Though it is difficult to meet any one of the six conditions, the most troublesome is that of discerning whether or not the sin is mortal. If we cannot determine the seriousness of the sin, let us place our finger to the mouth, sealing our lips, so we will not admit evil in our effort to do good or destroy instead of building up.
 
Though it is difficult to meet any one of the six conditions, the most troublesome is that of discerning whether or not the sin is mortal.
Matthew 18:15-20 is silent about discerning whether or not the sin is mortal.

The process is not designed to read someone’s mind or soul. It is based on an objective assessment of whether an action or inaction is consistent with the moral life according to the Church’s teachings.

It is both medicinal and judicial.

Everyone one of us is required to make those sorts of judgments every day in our own lives, in the lives of our families, and in considering politicians and other public officials.

.
 
Matthew 18:15-20 is silent about discerning whether or not the sin is mortal.

The process is not designed to read someone’s mind or soul. It is based on an objective assessment of whether an action or inaction is consistent with the moral life according to the Church’s teachings.

It is both medicinal and judicial.

Everyone one of us is required to make those sorts of judgments every day in our own lives, in the lives of our families, and in considering politicians and other public officials.
I see you missed the point of this holy author entirely. So sad. We are not permitted to judge the heart, as you well know, and not everybody is called to issue fraternal correction, especially when they know not all the particulars and may cause more harm than good in the process … be it ever so well-meaning.
 
I wish they would follow Cardinal Burke’s advice and not even discuss the communion issue.
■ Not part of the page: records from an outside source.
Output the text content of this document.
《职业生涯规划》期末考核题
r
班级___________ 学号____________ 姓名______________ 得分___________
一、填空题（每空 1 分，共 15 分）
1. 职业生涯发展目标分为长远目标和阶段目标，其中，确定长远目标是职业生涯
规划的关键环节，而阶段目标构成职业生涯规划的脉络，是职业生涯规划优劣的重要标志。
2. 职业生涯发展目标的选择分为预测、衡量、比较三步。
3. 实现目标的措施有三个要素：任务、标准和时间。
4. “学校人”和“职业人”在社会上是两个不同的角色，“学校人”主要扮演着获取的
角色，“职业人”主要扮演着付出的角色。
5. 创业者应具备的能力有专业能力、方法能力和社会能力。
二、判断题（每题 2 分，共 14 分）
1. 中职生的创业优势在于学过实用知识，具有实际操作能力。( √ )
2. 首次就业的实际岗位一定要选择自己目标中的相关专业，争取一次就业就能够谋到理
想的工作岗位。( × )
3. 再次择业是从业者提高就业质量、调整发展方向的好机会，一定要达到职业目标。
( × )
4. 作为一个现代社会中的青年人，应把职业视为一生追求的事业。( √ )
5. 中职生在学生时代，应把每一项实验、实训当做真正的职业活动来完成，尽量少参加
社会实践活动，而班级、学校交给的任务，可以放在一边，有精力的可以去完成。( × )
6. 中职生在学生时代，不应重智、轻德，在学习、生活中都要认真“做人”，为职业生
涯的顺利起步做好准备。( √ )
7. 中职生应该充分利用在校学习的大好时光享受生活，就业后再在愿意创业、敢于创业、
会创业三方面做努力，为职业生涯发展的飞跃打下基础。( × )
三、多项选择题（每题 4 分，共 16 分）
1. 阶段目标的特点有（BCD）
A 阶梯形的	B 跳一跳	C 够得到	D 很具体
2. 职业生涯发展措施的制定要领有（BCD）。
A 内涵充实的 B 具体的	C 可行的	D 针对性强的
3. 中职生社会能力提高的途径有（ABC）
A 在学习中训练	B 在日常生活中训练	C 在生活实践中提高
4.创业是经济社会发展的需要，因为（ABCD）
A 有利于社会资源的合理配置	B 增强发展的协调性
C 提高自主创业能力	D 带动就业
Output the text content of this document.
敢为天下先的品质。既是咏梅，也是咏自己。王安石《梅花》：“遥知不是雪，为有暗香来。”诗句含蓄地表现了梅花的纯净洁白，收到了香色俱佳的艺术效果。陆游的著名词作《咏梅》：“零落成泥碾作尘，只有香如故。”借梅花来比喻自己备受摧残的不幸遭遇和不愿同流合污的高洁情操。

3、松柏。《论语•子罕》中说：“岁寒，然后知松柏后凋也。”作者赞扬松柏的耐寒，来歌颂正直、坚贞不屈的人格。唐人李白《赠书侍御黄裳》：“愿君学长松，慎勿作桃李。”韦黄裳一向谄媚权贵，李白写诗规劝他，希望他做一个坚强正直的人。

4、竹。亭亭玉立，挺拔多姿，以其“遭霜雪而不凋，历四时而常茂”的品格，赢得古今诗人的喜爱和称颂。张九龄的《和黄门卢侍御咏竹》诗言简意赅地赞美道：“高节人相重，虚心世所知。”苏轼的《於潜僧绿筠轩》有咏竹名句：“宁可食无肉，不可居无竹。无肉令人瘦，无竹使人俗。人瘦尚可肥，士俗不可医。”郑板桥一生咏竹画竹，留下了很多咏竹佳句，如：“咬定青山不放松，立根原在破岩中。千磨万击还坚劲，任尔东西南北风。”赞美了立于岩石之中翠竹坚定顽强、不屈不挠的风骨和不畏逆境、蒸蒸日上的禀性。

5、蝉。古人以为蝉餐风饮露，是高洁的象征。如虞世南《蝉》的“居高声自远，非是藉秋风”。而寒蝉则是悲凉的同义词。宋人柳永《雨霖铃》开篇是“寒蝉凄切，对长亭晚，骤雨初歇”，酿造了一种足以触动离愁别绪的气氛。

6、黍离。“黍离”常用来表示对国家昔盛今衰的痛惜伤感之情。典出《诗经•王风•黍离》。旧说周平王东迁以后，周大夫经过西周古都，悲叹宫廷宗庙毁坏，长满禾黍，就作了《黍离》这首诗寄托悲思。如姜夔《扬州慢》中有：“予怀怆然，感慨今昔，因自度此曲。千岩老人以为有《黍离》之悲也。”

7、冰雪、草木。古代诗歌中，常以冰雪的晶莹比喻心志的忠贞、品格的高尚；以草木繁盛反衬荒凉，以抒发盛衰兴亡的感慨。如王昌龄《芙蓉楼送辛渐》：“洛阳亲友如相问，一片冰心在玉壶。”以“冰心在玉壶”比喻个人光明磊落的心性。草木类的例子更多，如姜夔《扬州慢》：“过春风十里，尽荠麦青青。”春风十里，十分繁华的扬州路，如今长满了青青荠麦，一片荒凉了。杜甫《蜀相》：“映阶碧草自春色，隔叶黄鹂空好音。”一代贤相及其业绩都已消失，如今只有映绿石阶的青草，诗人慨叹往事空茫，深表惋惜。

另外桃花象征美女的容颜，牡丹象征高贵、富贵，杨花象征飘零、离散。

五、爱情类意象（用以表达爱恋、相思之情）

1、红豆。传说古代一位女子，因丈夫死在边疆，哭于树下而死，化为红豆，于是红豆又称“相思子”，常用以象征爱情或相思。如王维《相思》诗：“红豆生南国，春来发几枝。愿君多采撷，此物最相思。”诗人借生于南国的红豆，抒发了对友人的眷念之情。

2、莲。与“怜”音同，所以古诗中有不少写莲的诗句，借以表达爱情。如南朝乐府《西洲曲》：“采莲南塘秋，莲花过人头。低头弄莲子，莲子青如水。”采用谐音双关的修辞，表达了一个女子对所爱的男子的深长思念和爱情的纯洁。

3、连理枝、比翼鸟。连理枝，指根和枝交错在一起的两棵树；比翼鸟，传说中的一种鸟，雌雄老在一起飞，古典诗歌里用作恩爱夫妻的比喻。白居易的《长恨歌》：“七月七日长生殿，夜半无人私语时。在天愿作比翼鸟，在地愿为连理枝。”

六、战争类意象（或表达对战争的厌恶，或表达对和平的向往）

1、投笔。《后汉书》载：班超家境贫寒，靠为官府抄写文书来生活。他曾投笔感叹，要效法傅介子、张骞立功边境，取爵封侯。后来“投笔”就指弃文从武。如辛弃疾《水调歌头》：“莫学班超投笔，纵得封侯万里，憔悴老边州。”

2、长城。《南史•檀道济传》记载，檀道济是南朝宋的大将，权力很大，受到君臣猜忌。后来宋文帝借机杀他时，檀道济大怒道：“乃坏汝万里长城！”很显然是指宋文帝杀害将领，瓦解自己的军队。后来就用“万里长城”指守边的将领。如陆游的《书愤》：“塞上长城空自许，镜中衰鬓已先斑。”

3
If the liberals prevail in this those outside the Church (and within) that want wholesale changes (contraception, homosexual marriage, abortion) will look at this as an opening.
 
I wish they would follow Cardinal Burke’s advice and not even discuss the communion issue. If the liberals prevail in this those outside the Church (and within) that want wholesale changes (contraception, homosexual marriage, abortion) will look at this as an opening.
If they do cover it, then they will have to deal with CIC canon law 915 which deals with external forum (not the internal which is private and would be a break of the seal of confession). There are two situations: those with a penalty, and others that obstinately persist in manifest grave sin (eastern: are publicly unworthy). Notice that does not imply culpability, but it could give scandal to admit them to communion. The scandal is twofold against the sacrament of the Eucharist and the indissolubility of marriage (in the the case of Catholic civil re-marriage).CIC (Latin) Canon 915 Those upon whom the penalty of excommunication or interdict has been imposed or declared, and others who obstinately persist in manifest grave sin, are not to be admitted to holy communion.

CCEO (eastern) Canon 712 Those who are publicly unworthy are forbidden from receiving the Divine Eucharist.